China’s second manned spacecraft Shenzhou VI has touched down successfully in Inner Mongolia after orbiting the Earth for five days.
The country stepped up a gush of patriotic fanfare as the two astronauts reported they had landed safely and were in good health after the space capsule touched down in the remote steppes of the northern Inner Mongolia region.
They completed 76 orbits of the Earth and travelled millions of miles since Wednesday morning’s launch of the mission, which the country’s media has already hailed as a breakthrough demonstrating China’s emergence as a technological power.
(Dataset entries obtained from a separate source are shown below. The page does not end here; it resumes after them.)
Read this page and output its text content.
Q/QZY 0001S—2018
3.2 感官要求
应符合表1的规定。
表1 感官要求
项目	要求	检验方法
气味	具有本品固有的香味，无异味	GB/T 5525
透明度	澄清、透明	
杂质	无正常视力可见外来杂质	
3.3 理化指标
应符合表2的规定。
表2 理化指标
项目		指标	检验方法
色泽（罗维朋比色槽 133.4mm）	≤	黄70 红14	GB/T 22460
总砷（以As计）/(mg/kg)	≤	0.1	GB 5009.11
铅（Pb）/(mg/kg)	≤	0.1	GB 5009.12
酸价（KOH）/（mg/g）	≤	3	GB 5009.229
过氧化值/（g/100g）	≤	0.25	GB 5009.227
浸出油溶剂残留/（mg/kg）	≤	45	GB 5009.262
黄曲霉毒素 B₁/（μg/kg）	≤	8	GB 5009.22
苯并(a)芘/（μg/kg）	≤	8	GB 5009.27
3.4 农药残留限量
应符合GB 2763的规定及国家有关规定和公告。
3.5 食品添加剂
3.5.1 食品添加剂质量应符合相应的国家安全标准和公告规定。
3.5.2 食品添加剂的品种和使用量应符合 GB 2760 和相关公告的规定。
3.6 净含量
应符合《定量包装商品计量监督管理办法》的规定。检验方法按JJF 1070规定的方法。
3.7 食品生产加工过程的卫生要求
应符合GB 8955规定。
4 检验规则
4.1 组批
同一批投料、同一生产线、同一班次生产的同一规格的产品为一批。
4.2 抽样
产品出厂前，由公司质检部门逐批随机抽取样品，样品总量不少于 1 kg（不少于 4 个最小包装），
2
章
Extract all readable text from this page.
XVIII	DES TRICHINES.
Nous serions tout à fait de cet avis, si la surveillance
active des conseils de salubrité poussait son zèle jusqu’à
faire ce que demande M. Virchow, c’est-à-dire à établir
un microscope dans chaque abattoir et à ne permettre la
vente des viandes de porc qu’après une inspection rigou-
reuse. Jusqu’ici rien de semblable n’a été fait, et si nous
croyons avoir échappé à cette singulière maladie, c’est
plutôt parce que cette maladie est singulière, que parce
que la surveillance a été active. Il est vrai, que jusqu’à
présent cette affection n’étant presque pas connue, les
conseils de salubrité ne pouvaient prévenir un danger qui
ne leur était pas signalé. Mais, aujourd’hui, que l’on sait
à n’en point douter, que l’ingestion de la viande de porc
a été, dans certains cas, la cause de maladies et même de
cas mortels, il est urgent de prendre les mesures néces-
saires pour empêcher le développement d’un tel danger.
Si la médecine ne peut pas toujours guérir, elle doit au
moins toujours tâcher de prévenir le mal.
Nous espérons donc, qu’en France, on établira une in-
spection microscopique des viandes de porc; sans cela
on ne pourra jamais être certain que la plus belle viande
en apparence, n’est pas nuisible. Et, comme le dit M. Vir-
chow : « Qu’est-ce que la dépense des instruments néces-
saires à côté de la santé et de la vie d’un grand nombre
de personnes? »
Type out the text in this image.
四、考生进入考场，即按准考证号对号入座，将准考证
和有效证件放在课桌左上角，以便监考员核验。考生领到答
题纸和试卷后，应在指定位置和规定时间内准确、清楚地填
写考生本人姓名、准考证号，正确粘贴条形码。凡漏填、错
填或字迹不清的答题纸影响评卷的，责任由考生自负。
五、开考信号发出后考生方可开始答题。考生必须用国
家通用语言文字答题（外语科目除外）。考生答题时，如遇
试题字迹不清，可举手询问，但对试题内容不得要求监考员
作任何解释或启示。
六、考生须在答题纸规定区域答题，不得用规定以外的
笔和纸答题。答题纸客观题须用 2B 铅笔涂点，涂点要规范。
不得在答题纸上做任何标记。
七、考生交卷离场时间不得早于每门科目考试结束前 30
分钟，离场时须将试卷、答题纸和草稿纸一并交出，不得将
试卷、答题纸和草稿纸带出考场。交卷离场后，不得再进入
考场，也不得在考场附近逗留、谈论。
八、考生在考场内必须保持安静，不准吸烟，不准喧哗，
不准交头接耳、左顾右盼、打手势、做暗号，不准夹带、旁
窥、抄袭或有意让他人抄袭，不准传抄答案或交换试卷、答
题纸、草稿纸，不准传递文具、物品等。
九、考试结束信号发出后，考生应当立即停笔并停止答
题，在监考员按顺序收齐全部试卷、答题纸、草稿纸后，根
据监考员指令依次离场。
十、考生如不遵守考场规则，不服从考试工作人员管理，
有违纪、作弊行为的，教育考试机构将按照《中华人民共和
The Xinhua news agency said in a commentary ahead of their return: “We’re proud of Fei Junlong and Nie Haisheng, and we’re even prouder of the motherland’s constantly advancing aerospace programme”.
Chinese President Hu Jintao had spoken to the astronauts by telephone over the weekend, just days after presiding over a meeting of top Communist Party leadership that spelt out the country’s plans to develop its own technological prowess.
“In times past, we couldn’t manufacture even a car or ship,” Xinhua said.
“Today, an independent, self-sufficient, constantly strengthening China has, like a miracle, become one of a handful of countries able to make the dream of spaceflight a reality.”
Colonel Yang Liwei became the first Chinese man in space when he orbited the Earth 14 times aboard the Shenzhou V in October 2003.